Correction of type VII collagen in RTM28-transduced patient keratinocytes. (a) Immunofluorescene staining of a wild-type human keratinocyte line (1, 4), an RDEB keratinocyte line (2, 5) and an RTM28-transduced RDEB keratinocyte line (3, 6). The upper panel shows type VII collagen staining using an antibody against the NC1 domain of type VII collagen, whereas staining against the FLAG tag is shown in the lower panel. Staining with the type VII collagen-specific antibody resulted in a strong signal in wild-type human keratinocytes (1), while the staining was absent in the untransduced RDEB keratinocyes (2).

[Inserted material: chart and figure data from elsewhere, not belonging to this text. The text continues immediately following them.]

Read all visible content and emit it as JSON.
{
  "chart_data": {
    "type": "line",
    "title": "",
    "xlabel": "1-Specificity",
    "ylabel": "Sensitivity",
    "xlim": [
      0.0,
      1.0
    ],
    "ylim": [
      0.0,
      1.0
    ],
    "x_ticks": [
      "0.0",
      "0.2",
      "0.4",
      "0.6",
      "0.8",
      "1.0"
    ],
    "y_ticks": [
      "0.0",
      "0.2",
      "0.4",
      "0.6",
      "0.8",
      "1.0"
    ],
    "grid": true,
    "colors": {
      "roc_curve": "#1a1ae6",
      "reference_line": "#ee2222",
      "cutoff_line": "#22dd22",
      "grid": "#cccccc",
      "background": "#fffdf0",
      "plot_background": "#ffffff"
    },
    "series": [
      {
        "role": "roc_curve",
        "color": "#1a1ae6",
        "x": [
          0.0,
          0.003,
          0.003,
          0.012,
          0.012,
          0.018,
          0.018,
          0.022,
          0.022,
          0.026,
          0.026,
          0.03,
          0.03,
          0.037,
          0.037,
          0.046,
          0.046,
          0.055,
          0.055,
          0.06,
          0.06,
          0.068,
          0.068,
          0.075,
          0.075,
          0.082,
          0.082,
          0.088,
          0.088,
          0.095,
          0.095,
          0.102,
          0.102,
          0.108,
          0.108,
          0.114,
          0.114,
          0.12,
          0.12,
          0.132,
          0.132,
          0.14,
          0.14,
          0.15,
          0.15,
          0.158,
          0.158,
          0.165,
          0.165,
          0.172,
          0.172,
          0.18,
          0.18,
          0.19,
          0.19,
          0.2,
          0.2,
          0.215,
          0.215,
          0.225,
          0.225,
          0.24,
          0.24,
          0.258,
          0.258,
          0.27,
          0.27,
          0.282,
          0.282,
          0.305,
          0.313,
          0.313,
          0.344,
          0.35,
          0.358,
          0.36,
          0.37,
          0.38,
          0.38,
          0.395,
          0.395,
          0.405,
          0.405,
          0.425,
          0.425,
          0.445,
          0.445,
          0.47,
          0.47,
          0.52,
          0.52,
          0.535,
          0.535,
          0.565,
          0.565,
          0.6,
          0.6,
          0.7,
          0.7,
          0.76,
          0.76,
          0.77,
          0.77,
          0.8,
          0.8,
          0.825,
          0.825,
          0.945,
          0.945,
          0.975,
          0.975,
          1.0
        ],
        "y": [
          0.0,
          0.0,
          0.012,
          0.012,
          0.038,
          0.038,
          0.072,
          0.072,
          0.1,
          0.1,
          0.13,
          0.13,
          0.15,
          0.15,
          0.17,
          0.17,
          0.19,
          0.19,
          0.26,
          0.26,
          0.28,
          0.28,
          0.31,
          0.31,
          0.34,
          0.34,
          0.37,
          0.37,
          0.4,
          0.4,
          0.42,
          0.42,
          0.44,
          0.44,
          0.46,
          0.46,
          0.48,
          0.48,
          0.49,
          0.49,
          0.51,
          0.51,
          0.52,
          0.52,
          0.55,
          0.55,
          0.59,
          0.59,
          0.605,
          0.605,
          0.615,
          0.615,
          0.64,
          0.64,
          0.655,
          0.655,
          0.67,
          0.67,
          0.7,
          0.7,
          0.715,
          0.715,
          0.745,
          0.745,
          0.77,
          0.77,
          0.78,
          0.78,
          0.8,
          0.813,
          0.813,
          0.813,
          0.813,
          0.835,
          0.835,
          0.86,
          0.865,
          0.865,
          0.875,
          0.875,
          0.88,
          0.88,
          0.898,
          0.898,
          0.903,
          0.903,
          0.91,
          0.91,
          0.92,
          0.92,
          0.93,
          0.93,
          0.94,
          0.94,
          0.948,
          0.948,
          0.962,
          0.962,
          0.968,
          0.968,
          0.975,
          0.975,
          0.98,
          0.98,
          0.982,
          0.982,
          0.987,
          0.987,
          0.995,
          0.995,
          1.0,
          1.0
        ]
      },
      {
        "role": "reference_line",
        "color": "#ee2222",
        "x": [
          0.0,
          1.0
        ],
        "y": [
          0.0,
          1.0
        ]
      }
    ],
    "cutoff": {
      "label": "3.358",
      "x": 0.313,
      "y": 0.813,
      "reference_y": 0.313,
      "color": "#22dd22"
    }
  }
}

RTM28-transduced RDEB keratinocytes displayed a specific staining with the anti-type VII collagen antibody, corresponding to corrected type VII collagen expression upon trans-splicing (3). As expected, wild-type keratinocytes (4) and RDEB keratinocytes (5) did not show a specific signal using an anti-FLAG tag antibody, whereas staining of RTM28-transduced RDEB keratinocytes (6) resulted in a specific signal (green) in the cytoplasm of the cells. The cell nuclei were counterstained with DAPI (blue). Scale bar: 50 μm. (b) Western blot analysis of cell lysates using either an antibody against type VII collagen (upper panel) or the FLAG tag (lower panel). Wild-type human keratinocytes showed a strong type VII collagen band (1), whereas there was no band detectable in untransduced RDEB keratinocytes (2). RTM28-transduced RDEB keratinocytes (3) showed a weak band at the correct size of ~290 kDa, indicating accurate trans-splicing. Further, no band was detectable in wild-type keratinocytes (4) and untransduced RDEB keratinocytes (5) using a FLAG-specific antibody, whereas a specific ~293 kDa FLAG-tagged trans-spliced type VII collagen was visible in lysates of RTM28-transduced RDEB keratinocytes (6). Actinin staining served as loading control.